東京都歯科技工士会・石川功和会長インタビュー/新設の〝歯科技工所ベア支援料〟歯科医院に望むこと

2026年度診療報酬改定では、歯科技工士の賃上げを目的とした歯科技工所ベースアップ支援料が新設された。ベースアップ評価料の導入から2年―。ベースアップに関する新たな診療報酬に対し、現場は何を感じているのか―。本紙5月号の東京都歯科衛生士会への取材に続き、今号では東京都歯科技工士会・石川功和会長にお話を伺った。

― 歯科技工所ベースアップ支援料が新設された意義をどのように捉えていますか。
歯科技工所ベースアップ支援料は、単なる加算ではなく、歯科技工士の処遇改善と人材確保を目的とした施策として位置づけられた点に大きな意義があると捉えています。歯科技工士に関する加算が明示されたことも含め、診療報酬の中で歯科技工士の役割や重要性がこれまで以上に明確に示されたことは、大きな前進であると考えています。
さらに、前回、前々回の「骨太の方針」においても歯科技工士に関する記載が盛り込まれたことは、国として歯科技工提供体制の維持や人材確保を重要な課題として認識し始めた表れであり、大変意義深いものと受け止めています。歯科技工士不足や高齢化が進む中、本制度が将来にわたり安定した歯科技工士の確保につながることを期待しております。

― 歯科技工所ベースアップ支援料が新設されたことを受けて、歯科医院に望むことはありますか。
歯科技工所ベースアップ支援料につきましては、単なる技工料金の値上げとしてではなく、将来にわたり良質な歯科医療提供体制を維持するための施策としてご理解いただきたいと考えております。
現在、歯科技工士不足や高齢化が進む中、安定した歯科技工提供体制の確保は歯科医療全体の重要な課題となっています。一方で、現場からは、本支援料の趣旨や配分方法について、歯科医師側にもまだ十分に浸透していないとの声も聞かれております。ぜひ、お付き合いのある歯科技工所から本制度に関する相談や説明があった際には、その趣旨をご理解いただき、お話を聞いていただければ幸いです。
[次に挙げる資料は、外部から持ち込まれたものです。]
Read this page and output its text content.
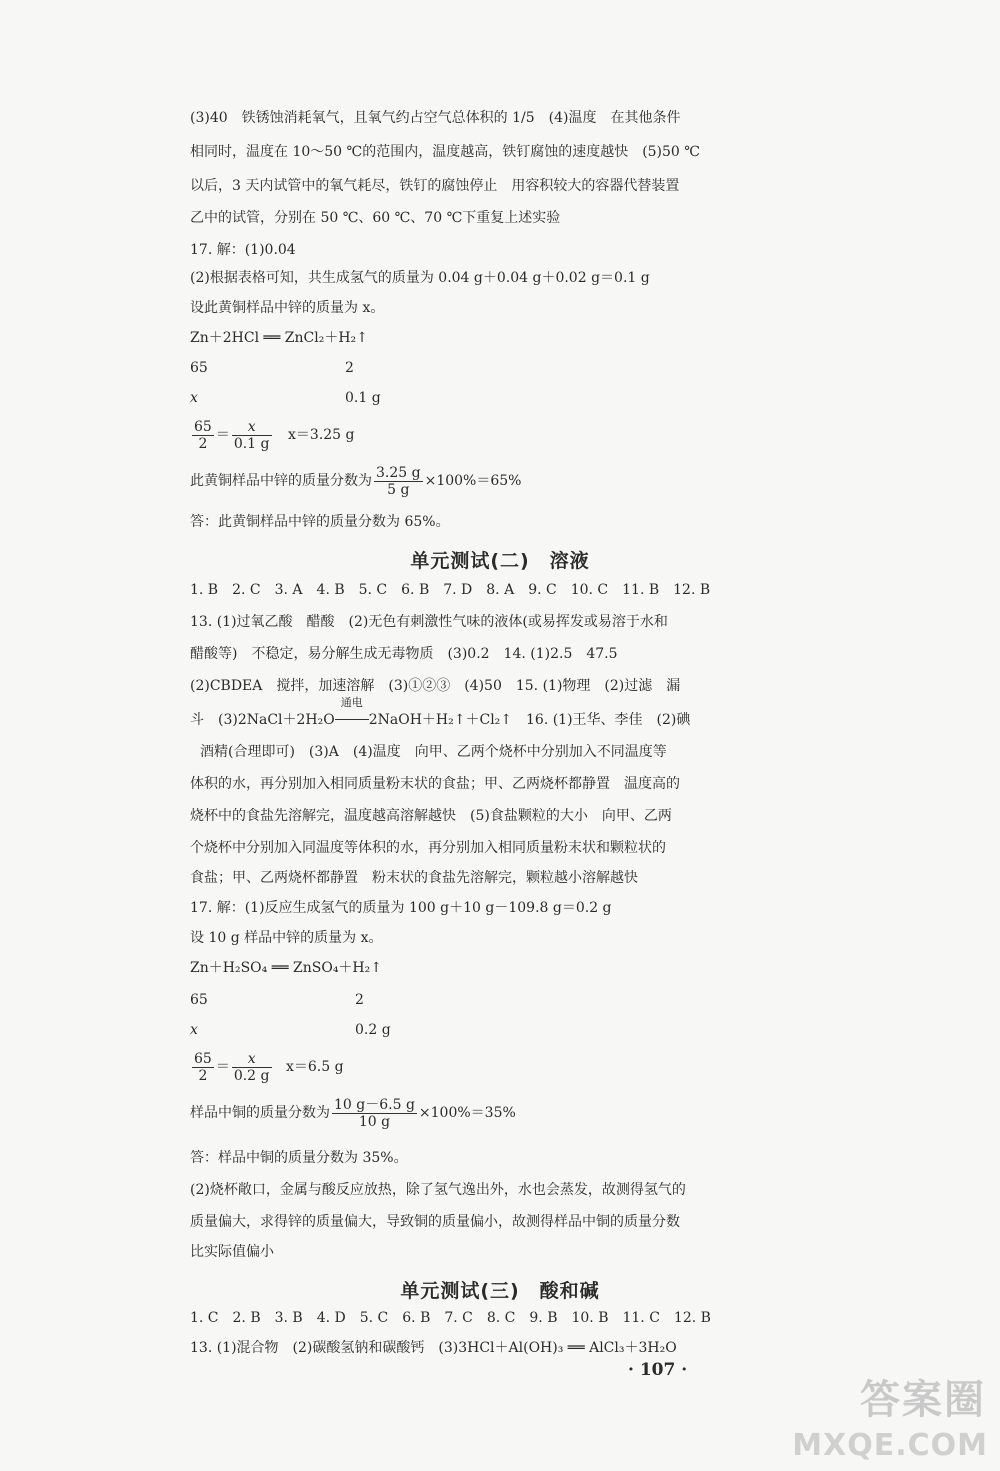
(3)40　铁锈蚀消耗氧气，且氧气约占空气总体积的 1/5　(4)温度　在其他条件
相同时，温度在 10～50 ℃的范围内，温度越高，铁钉腐蚀的速度越快　(5)50 ℃
以后，3 天内试管中的氧气耗尽，铁钉的腐蚀停止　用容积较大的容器代替装置
乙中的试管，分别在 50 ℃、60 ℃、70 ℃下重复上述实验
17. 解：(1)0.04
(2)根据表格可知，共生成氢气的质量为 0.04 g＋0.04 g＋0.02 g＝0.1 g
设此黄铜样品中锌的质量为 x。
Zn＋2HCl ══ ZnCl₂＋H₂↑
65	2
x	0.1 g
$\frac{65}{2} = \frac{x}{0.1 g} x=3.25$ g
此黄铜样品中锌的质量分数为 $\frac{3.25 g}{5 g} \times 100\%=65\%$
答：此黄铜样品中锌的质量分数为 65%。
单元测试(二)　溶液
1. B　2. C　3. A　4. B　5. C　6. B　7. D　8. A　9. C　10. C　11. B　12. B
13. (1)过氧乙酸　醋酸　(2)无色有刺激性气味的液体(或易挥发或易溶于水和
醋酸等)　不稳定，易分解生成无毒物质　(3)0.2　14. (1)2.5　47.5
(2)CBDEA　搅拌，加速溶解　(3)①②③　(4)50　15. (1)物理　(2)过滤　漏
斗　(3)2NaCl＋2H₂O
通电
2NaOH＋H₂↑＋Cl₂↑　16. (1)王华、李佳　(2)碘
酒精(合理即可)　(3)A　(4)温度　向甲、乙两个烧杯中分别加入不同温度等
体积的水，再分别加入相同质量粉末状的食盐；甲、乙两烧杯都静置　温度高的
烧杯中的食盐先溶解完，温度越高溶解越快　(5)食盐颗粒的大小　向甲、乙两
个烧杯中分别加入同温度等体积的水，再分别加入相同质量粉末状和颗粒状的
食盐；甲、乙两烧杯都静置　粉末状的食盐先溶解完，颗粒越小溶解越快
17. 解：(1)反应生成氢气的质量为 100 g＋10 g－109.8 g＝0.2 g
设 10 g 样品中锌的质量为 x。
Zn＋H₂SO₄ ══ ZnSO₄＋H₂↑
65	2
x	0.2 g
$\frac{65}{2} = \frac{x}{0.2 g} x=6.5$ g
样品中铜的质量分数为 $\frac{10 g-6.5 g}{10 g} \times 100\%=35\%$
答：样品中铜的质量分数为 35%。
(2)烧杯敞口，金属与酸反应放热，除了氢气逸出外，水也会蒸发，故测得氢气的
质量偏大，求得锌的质量偏大，导致铜的质量偏小，故测得样品中铜的质量分数
比实际值偏小
单元测试(三)　酸和碱
1. C　2. B　3. B　4. D　5. C　6. B　7. C　8. C　9. B　10. B　11. C　12. B
13. (1)混合物　(2)碳酸氢钠和碳酸钙　(3)3HCl＋Al(OH)₃ ══ AlCl₃＋3H₂O
· 107 ·
答案圈
MXQE.COM
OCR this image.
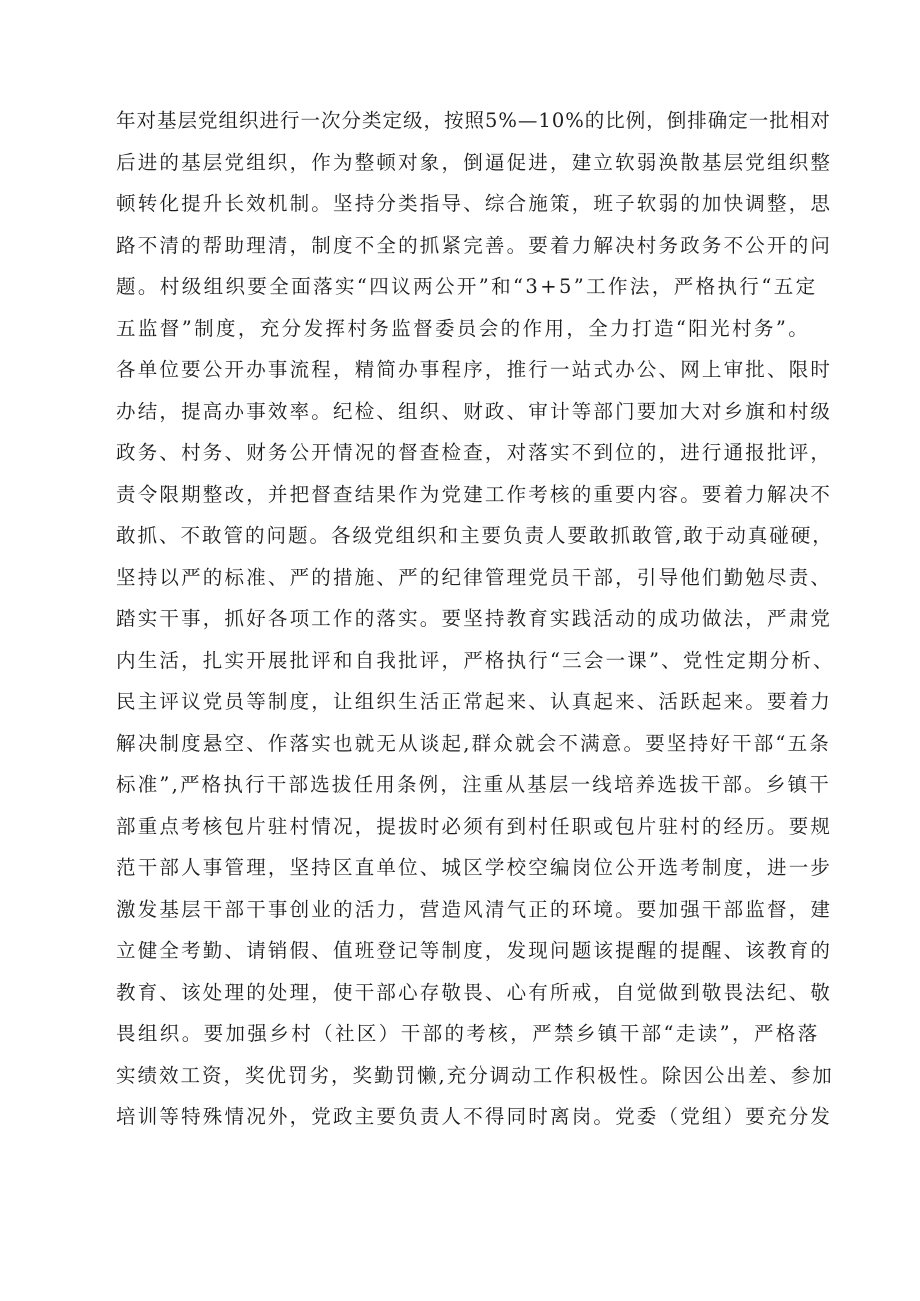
年对基层党组织进行一次分类定级，按照5%—10%的比例，倒排确定一批相对
后进的基层党组织，作为整顿对象，倒逼促进，建立软弱涣散基层党组织整
顿转化提升长效机制。坚持分类指导、综合施策，班子软弱的加快调整，思
路不清的帮助理清，制度不全的抓紧完善。要着力解决村务政务不公开的问
题。村级组织要全面落实“四议两公开”和“3+5”工作法，严格执行“五定
五监督”制度，充分发挥村务监督委员会的作用，全力打造“阳光村务”。
各单位要公开办事流程，精简办事程序，推行一站式办公、网上审批、限时
办结，提高办事效率。纪检、组织、财政、审计等部门要加大对乡旗和村级
政务、村务、财务公开情况的督查检查，对落实不到位的，进行通报批评，
责令限期整改，并把督查结果作为党建工作考核的重要内容。要着力解决不
敢抓、不敢管的问题。各级党组织和主要负责人要敢抓敢管,敢于动真碰硬，
坚持以严的标准、严的措施、严的纪律管理党员干部，引导他们勤勉尽责、
踏实干事，抓好各项工作的落实。要坚持教育实践活动的成功做法，严肃党
内生活，扎实开展批评和自我批评，严格执行“三会一课”、党性定期分析、
民主评议党员等制度，让组织生活正常起来、认真起来、活跃起来。要着力
解决制度悬空、作落实也就无从谈起,群众就会不满意。要坚持好干部“五条
标准”,严格执行干部选拔任用条例，注重从基层一线培养选拔干部。乡镇干
部重点考核包片驻村情况，提拔时必须有到村任职或包片驻村的经历。要规
范干部人事管理，坚持区直单位、城区学校空编岗位公开选考制度，进一步
激发基层干部干事创业的活力，营造风清气正的环境。要加强干部监督，建
立健全考勤、请销假、值班登记等制度，发现问题该提醒的提醒、该教育的
教育、该处理的处理，使干部心存敬畏、心有所戒，自觉做到敬畏法纪、敬
畏组织。要加强乡村（社区）干部的考核，严禁乡镇干部“走读”，严格落
实绩效工资，奖优罚劣，奖勤罚懒,充分调动工作积极性。除因公出差、参加
培训等特殊情况外，党政主要负责人不得同时离岗。党委（党组）要充分发
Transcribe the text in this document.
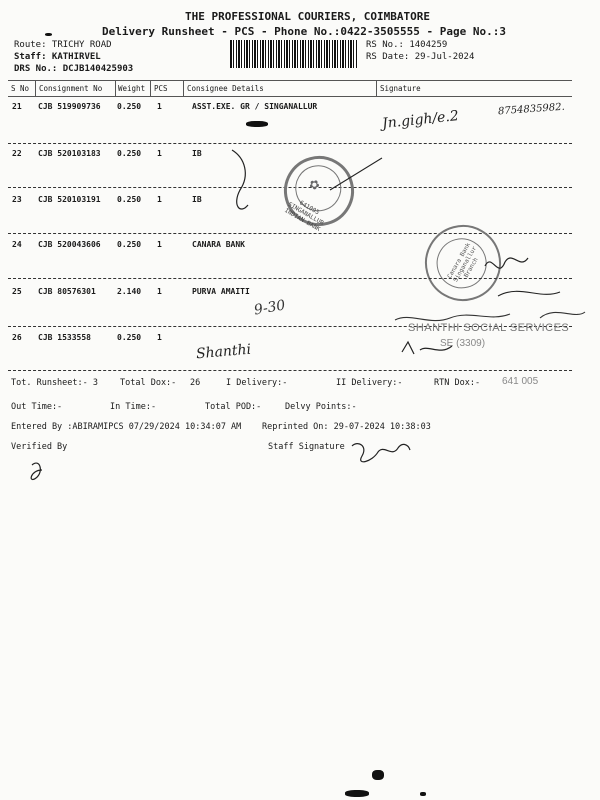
THE PROFESSIONAL COURIERS, COIMBATORE
Delivery Runsheet - PCS - Phone No.:0422-3505555 - Page No.:3
Route: TRICHY ROAD
Staff: KATHIRVEL
DRS No.: DCJB140425903
RS No.: 1404259
RS Date: 29-Jul-2024
S No Consignment No Weight PCS	Consignee Details	Signature
21 CJB 519909736 0.250 1	ASST.EXE. GR / SINGANALLUR
Jn.gigh/e.2	8754835982.
22 CJB 520103183 0.250 1	IB
✿
641005 SINGANALLUR INDIAN BANK
23 CJB 520103191 0.250 1	IB
24 CJB 520043606 0.250 1	CANARA BANK	Canara Bank Singanallur Branch
25 CJB 80576301	2.140 1	PURVA AMAITI
9-30
SHANTHI SOCIAL SERVICES
SE (3309)
641 005
26 CJB 1533558	0.250 1
Shanthi
Tot. Runsheet:- 3	Total Dox:- 26	I Delivery:-	II Delivery:-	RTN Dox:-
Out Time:-	In Time:-	Total POD:-	Delvy Points:-
Entered By :ABIRAMIPCS 07/29/2024 10:34:07 AM Reprinted On: 29-07-2024 10:38:03
Verified By	Staff Signature
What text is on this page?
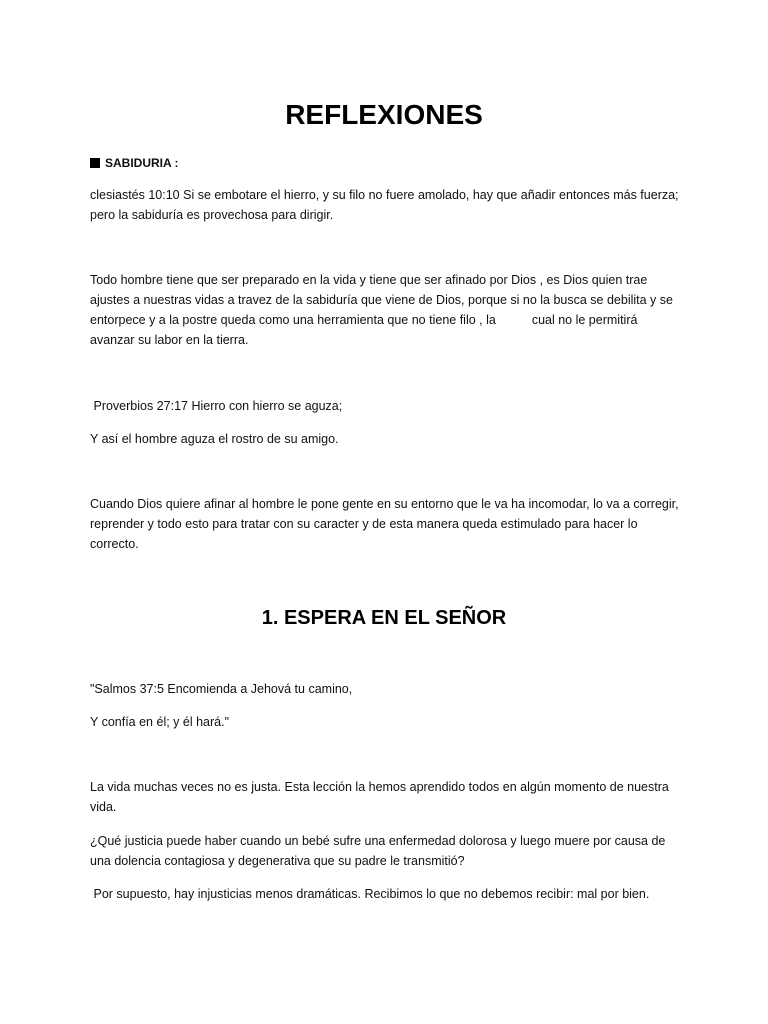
REFLEXIONES
SABIDURIA :

clesiastés 10:10 Si se embotare el hierro, y su filo no fuere amolado, hay que añadir entonces más fuerza; pero la sabiduría es provechosa para dirigir.

Todo hombre tiene que ser preparado en la vida y tiene que ser afinado por Dios , es Dios quien trae ajustes a nuestras vidas a travez de la sabiduría que viene de Dios, porque si no la busca se debilita y se entorpece y a la postre queda como una herramienta que no tiene filo , la	cual no le permitirá avanzar su labor en la tierra.

Proverbios 27:17 Hierro con hierro se aguza;

Y así el hombre aguza el rostro de su amigo.

Cuando Dios quiere afinar al hombre le pone gente en su entorno que le va ha incomodar, lo va a corregir, reprender y todo esto para tratar con su caracter y de esta manera queda estimulado para hacer lo correcto.

1. ESPERA EN EL SEÑOR

"Salmos 37:5 Encomienda a Jehová tu camino,

Y confía en él; y él hará."

La vida muchas veces no es justa. Esta lección la hemos aprendido todos en algún momento de nuestra vida.

¿Qué justicia puede haber cuando un bebé sufre una enfermedad dolorosa y luego muere por causa de una dolencia contagiosa y degenerativa que su padre le transmitió?

Por supuesto, hay injusticias menos dramáticas. Recibimos lo que no debemos recibir: mal por bien.
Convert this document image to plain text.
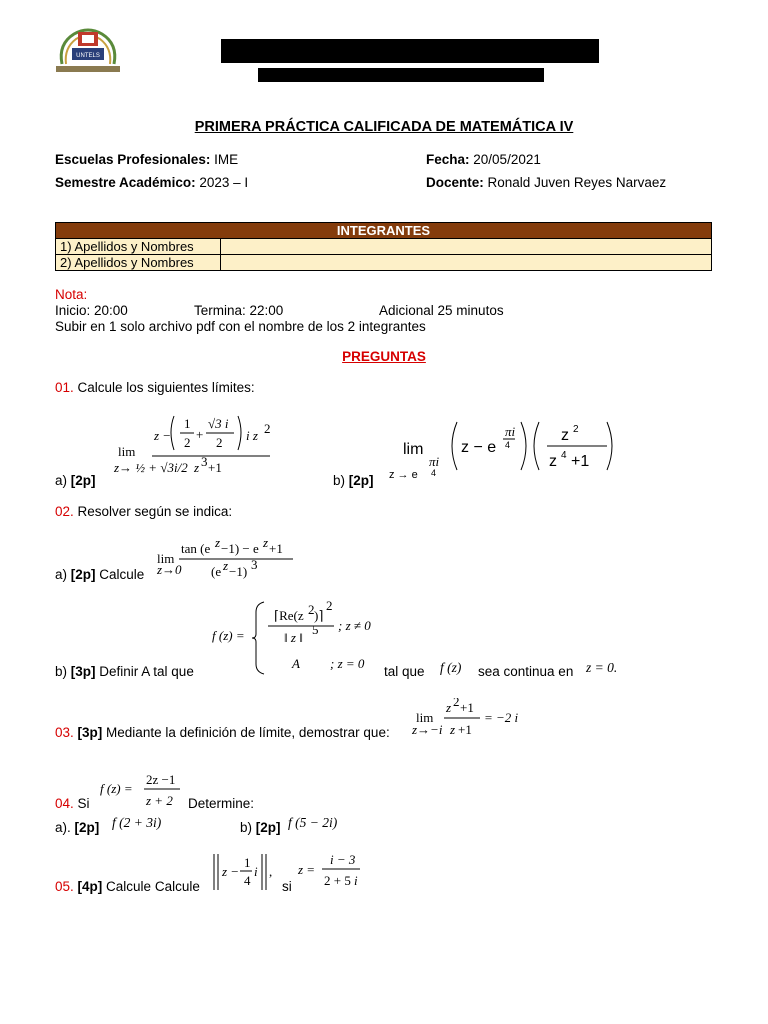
UNTELS
PRIMERA PRÁCTICA CALIFICADA DE MATEMÁTICA IV
Escuelas Profesionales: IME
Semestre Académico: 2023 – I
Fecha: 20/05/2021
Docente: Ronald Juven Reyes Narvaez
INTEGRANTES	
1) Apellidos y Nombres	
2) Apellidos y Nombres	
Nota:
Inicio: 20:00	Termina: 22:00	Adicional 25 minutos
Subir en 1 solo archivo pdf con el nombre de los 2 integrantes
PREGUNTAS
01. Calcule los siguientes límites:
a) [2p]
lim
z→ ½ + √3i/2
z −
1
2
+
√3 i
2 i z 2
z 3 +1
b) [2p]
lim
z → e
πi
4
z − e
πi
4
z 2
z 4 +1
02. Resolver según se indica:
a) [2p] Calcule
lim
z→0
tan (e z −1) − e z +1
(e z −1) 3
f (z) =
⌈Re(z 2 )⌉
2
‖ z ‖
5 ; z ≠ 0
A ; z = 0
b) [3p] Definir A tal que	tal que f (z) sea continua en z = 0.
03. [3p] Mediante la definición de límite, demostrar que:
lim
z→−i
z 2 +1
z +1
= −2 i
04. Si
f (z) =
2z −1
z + 2 Determine:
a). [2p] f (2 + 3i)	b) [2p] f (5 − 2i)
05. [4p] Calcule Calcule
z −
1
4
i ,
si
z =
i − 3
2 + 5 i
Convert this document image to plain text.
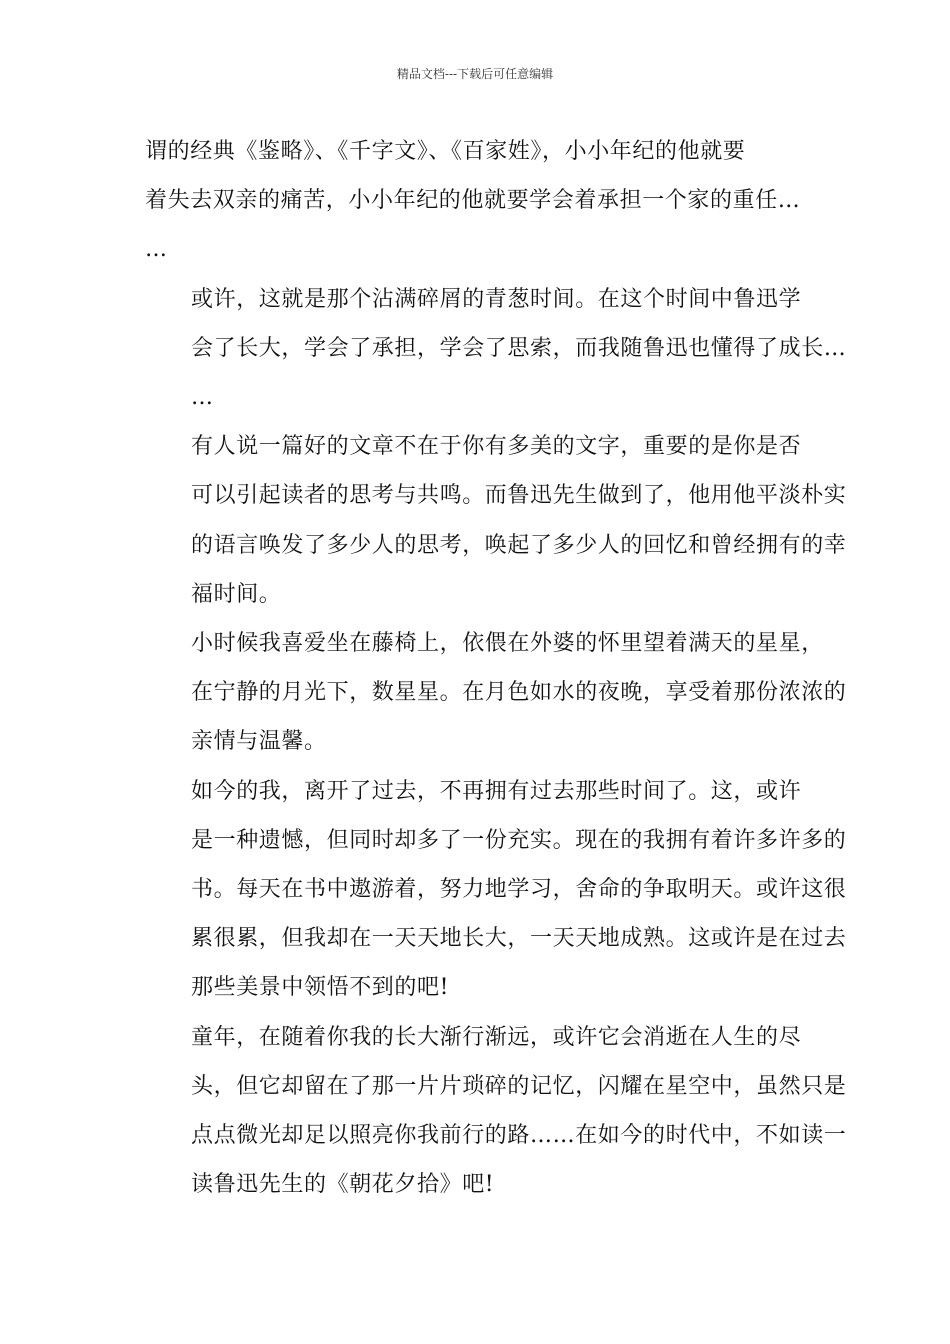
精品文档---下载后可任意编辑

谓的经典《鉴略》、《千字文》、《百家姓》，小小年纪的他就要
着失去双亲的痛苦，小小年纪的他就要学会着承担一个家的重任…
…

或许，这就是那个沾满碎屑的青葱时间。在这个时间中鲁迅学
会了长大，学会了承担，学会了思索，而我随鲁迅也懂得了成长…
…

有人说一篇好的文章不在于你有多美的文字，重要的是你是否
可以引起读者的思考与共鸣。而鲁迅先生做到了，他用他平淡朴实
的语言唤发了多少人的思考，唤起了多少人的回忆和曾经拥有的幸
福时间。

小时候我喜爱坐在藤椅上，依偎在外婆的怀里望着满天的星星，
在宁静的月光下，数星星。在月色如水的夜晚，享受着那份浓浓的
亲情与温馨。

如今的我，离开了过去，不再拥有过去那些时间了。这，或许
是一种遗憾，但同时却多了一份充实。现在的我拥有着许多许多的
书。每天在书中遨游着，努力地学习，舍命的争取明天。或许这很
累很累，但我却在一天天地长大，一天天地成熟。这或许是在过去
那些美景中领悟不到的吧!

童年，在随着你我的长大渐行渐远，或许它会消逝在人生的尽
头，但它却留在了那一片片琐碎的记忆，闪耀在星空中，虽然只是
点点微光却足以照亮你我前行的路……在如今的时代中，不如读一
读鲁迅先生的《朝花夕拾》吧!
― 東京都内の歯科技工所の状況を踏まえ、歯科医療機関に伝えたいことはありますか。
東京都内においても、歯科技工士の高齢化や人材不足は年々深刻化しており、将来にわたる良質な歯科補綴物の安定供給体制の確保が大きな課題となっています。そのような中で、私たちが製作した補綴物が患者さんの口腔内で良好に機能することは、歯科医療全体の価値を高めるうえでの基本中の基本であると考えています。
それは歯科技工士だけの力で成り立つものではなく、適切な診断・治療計画の立案・形成・印象採得などを担う歯科医師、口腔衛生管理や予防処置、保健指導を担う歯科衛生士、そしてその情報をもとに補綴装置や義歯などを製作する歯科技工士など、それぞれの専門職が連携することで、質の高い歯科医療が実現できます。今後も良質な歯科医療を維持していくため、歯科技工士との連携とご理解をより一層お願いしたいと思っております。
今回のベースアップ支援料の新設をはじめ、歯科技工士に対する支援体制が整備されてきていることは、大変ありがたく心強いことだと感じています。一方で、単に厳しい現状を訴えるだけではなく、今後は歯科技工士という仕事の素晴らしさや魅力、そして人の健康や笑顔を支えるやりがいを広く伝えていくことが重要だと考えています。そのことによって、自ら歯科技工士を目指したいと思う若い世代が一人でも増えていくことを願っております。